Faltou a energia eletrica no dia da inauguração

Quando começou os cultos em nossa casa, que prosperou de tal forma que nós nem imaginávamos, permanecemos ali quase dois anos, depois um irmão recém convertido, José Domingues e sua esposa Tereza, cederam uma casa dos fundos onde derrubamos as paredes internas e fizemos um salão, e ali permanecemos dezoito meses, sem nunca pagar água nem luz e nem a limpeza, tal era a gratidão daqueles irmãos que faziam tudo. O trabalho cresceu muito, eu não tinha mais lugar para acomodar as pessoas que ficavam em pé no corredor lateral. Um dia o SENHOR enviou até nós, para pregar aquele dia, o Pr. Osvaldo Mendes, e depois da mensagem abençoada ele veio até a mim e disse: “Pr. Odecio, o SENHOR manda te dizer: ‘Alarga as tuas tendas’”; bem, isso nos preocupou bastante, porque até então, nós éramos um grupo de irmãos que nos reuníamos para adorar ao SENHOR e apresentar nossa gratidão, nosso louvor, e DEUS operava maravilhas sobre nós, nós recolhíamos a oferta nem os dízimos, porque também não tínhamos despesas e ainda não éramos uma Igreja constituída, o que aconteceu logo depois.

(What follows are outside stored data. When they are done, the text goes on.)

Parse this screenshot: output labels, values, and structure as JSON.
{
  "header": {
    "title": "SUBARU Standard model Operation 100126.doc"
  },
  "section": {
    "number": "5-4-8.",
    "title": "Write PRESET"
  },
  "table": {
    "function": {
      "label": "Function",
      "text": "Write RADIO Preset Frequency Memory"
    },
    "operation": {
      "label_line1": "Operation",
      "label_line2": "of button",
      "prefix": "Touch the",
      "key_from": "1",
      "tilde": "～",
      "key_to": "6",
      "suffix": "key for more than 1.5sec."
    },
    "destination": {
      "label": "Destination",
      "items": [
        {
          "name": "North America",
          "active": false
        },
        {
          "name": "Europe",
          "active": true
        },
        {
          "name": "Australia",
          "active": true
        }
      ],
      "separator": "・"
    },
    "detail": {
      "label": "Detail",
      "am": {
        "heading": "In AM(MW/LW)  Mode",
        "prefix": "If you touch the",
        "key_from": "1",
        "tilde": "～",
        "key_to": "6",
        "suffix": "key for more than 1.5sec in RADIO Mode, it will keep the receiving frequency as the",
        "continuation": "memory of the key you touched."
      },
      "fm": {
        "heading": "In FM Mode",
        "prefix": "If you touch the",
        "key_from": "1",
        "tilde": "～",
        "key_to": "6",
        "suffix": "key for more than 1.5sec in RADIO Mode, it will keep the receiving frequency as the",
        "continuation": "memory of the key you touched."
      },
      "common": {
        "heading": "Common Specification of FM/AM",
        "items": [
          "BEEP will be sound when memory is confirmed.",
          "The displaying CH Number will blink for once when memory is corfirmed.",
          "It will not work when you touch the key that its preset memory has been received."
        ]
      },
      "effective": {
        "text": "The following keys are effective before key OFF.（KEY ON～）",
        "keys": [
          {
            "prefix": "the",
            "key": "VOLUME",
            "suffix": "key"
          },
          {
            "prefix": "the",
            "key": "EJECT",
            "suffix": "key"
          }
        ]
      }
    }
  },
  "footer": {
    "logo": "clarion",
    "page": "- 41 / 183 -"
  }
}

Menos de um mês após isso, minha sogra, Ordalina, que hoje já está na Igreja triunfante, veio me falar que ali na Rua Angaturama, ela viu uma placa “Aluga-se” na antiga fábrica de doce; mais que de pressa entramos em contato, e alugamos aquele sobrado, que em baixo era um salão cinco vezes maior do que onde estávamos, além da casa no piso superior, para fazermos escritório e salas de aula, o que foi feito. Foi nessa ocasião em que um irmão fez a doação dos bancos para a Igreja, fizemos o púlpito, as irmãs colocaram as cortinas e a Igreja ficou linda para o doa da inauguração. Os irmãos e irmãs se preocuparam com a ornamentação da Igreja nova, o som e inclusive colocaram cortinas e até uma passadeira muito bonita, e pronto; tudo já estava preparado para o culto de inauguração. Fizemos um culto ao ar livre na esquina próxima da Igreja, e tinha muita gente, naquela época ainda podíamos fazer cultos ao ar livre. Da esquina fomos até a porta em frente a Igreja, mais um culto! Eu falei e mais alguns irmãos falaram à respeito daquela inauguração, porque a nossa alegria era indescritível, o nosso coração parecia saltar do peito, e havíamos combinado que ao abrirmos a porta, iríamos tocar um hino (os guerreiros se preparam), e todos entrariam cantando, louvando e glorificando a DEUS.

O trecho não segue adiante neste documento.